Sementara rumusan ‘menyalahgunakan kewenangan’ pun perlu kehati-hatian
dalam penerapannya karena UU PTPK tidak menjelaskan definisi
‘kewenangan’ dalam ketentuan Pasal 3, sehingga penafsirannya dapat
berpedoman pada pengertian ‘kewenangan’ dalam UU Administrasi
Pemerintahan.
Batasan
menyalahgunakan wewenang dalam UU Administrasi Pemerintahan meliputi
melampaui wewenang, mencampuradukkan wewenang, dan/atau bertindak
sewenang-wenang. Akibat hukum melampaui wewenang dan/atau bertindak
sewenang-wenang menyebabkan produk hukum tidak sah, sedangkan akibat
hukum mencampuradukkan wewenang menyebabkan produk hukum dapat
dibatalkan. Untuk mengawasi penyalahgunaan wewenang tersebut, terdapat
unit yang ditugaskan yaitu aparat pengawasan intern pemerintah (APIP)

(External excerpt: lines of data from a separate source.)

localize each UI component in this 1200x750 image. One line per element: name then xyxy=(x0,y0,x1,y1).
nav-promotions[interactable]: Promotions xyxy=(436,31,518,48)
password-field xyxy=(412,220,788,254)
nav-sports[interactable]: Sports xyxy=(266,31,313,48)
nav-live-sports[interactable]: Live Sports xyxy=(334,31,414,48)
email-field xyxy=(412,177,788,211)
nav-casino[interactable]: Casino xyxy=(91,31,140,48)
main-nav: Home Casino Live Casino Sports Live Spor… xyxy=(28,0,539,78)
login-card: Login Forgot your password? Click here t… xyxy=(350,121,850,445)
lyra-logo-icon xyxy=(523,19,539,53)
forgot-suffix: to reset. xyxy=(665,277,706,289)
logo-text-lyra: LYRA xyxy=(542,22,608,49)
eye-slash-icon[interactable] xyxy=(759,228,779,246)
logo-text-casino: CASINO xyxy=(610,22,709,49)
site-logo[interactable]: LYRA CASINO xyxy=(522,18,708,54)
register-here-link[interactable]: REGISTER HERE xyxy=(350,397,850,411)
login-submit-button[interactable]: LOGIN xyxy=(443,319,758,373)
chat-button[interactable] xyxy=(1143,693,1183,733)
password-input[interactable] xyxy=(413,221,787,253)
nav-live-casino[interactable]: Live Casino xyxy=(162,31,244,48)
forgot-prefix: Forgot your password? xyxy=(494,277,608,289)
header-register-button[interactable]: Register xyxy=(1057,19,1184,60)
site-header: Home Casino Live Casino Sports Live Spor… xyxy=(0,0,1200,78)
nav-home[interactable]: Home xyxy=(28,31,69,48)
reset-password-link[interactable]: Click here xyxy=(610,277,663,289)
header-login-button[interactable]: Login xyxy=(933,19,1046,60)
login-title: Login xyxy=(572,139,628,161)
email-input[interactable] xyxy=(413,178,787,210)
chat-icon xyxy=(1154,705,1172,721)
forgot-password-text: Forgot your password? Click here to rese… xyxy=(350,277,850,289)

yang hasil pengawasannya berupa tidak terdapat kesalahan, terdapat
kesalahan administratif, atau terdapat kesalahan administratif yang
menimbulkan kerugian keuangan negara (Pasal 20 UU Administrasi
Pemerintahan). Tindak lanjut ditemukannya kesalahan administratif
dilakukan penyempurnaan administrasi sesuai dengan peraturan
perundang-undangan, sementara tindak lanjut ditemukannya kesalahan
administratif yang menimbulkan kerugian keuangan negara dilakukan
pengembalian kerugian keuangan negara paling lama sepuluh hari kerja
terhitung sejak diterbitkannya hasil pengawasan.
Pengembalian
kerugian negara dibebankan oleh dua subjek antara Badan Pemerintahan
(jika tidak ada unsur penyalahgunaan wewenang) atau Pejabat Pemerintahan
(jika ada unsur penyalahgunaan wewenang) yang pembuktian penyalahgunaan
wewenangnya bertumpu pada Pengadilan Tata Usaha Negara (PTUN). Artinya
upaya penyelesaian dugaan penyalahgunaan wewenang seharusnya diproses
oleh APIP terlebih dahulu untuk kemudian diteruskan melalui PTUN. Pola
ini sejalan dengan Pasal 135 PP Pengadaan Tanah yang telah tegas
memerintahkan untuk mendahulukan mekanisme administrasi untuk
menyelesaikan laporan penyimpangan atau penyalahgunaan wewenang dalam
pelaksanaan pengadaan tanah.
Pendekatan hukum administrasi negara sebagai primum remedium (upaya pertama) dan pidana sebagai ultimum remedium (upaya
terakhir) dalam permasalahan pengadaan tanah seyogyanya mulai
dipertimbangkan oleh aparat penegak hukum berdasarkan konstruksi hukum
yang telah ada. Penelitian dari Dinoroy Aritonang (2021:55) menemukan
bahwa hukum pidana sangat kuat mendominasi terhadap pelaksanaan hukum
administrasi. Hal ini sangat berkorelasi dengan kasus-kasus pengadaan
tanah di tahun 2023 seperti keterlibatan mafia tanah dalam dugaan tindak
pidana korupsi P2T yang membayarkan uang ganti kerugian kawasan hutan
kepada masyarakat dalam pengadaan tanah genangan Bendungan Pasalloreng
di Kabupaten Wajo Provinsi Sulawesi Selatan dan dugaan tanam tumbuh
fiktif dalam pengadaan tanah genangan Bendungan Margatiga di Kabupaten
Lampung Timur Provinsi Lampung, serta beberapa kasus lainnya yang P2Tnya
dijerat tindak pidana korupsi.
Bertentangan
dengan kasus di atas, kasus pelepasan aset perusahaan Badan Usaha Milik
Daerah (BUMD) pada tahun 2017 yang sempat menyeret Dahlan Iskan dalam
tindak pidana korupsi selaku Direktur salah satu BUMD saat itu, justru
diputus tidak bersalah berdasarkan beberapa pertimbangan yang salah
satunya mengakui prinsip business judgment rule dalam Undang Undang Nomor 40 Tahun 2007 tentang Perseroan Terbatas.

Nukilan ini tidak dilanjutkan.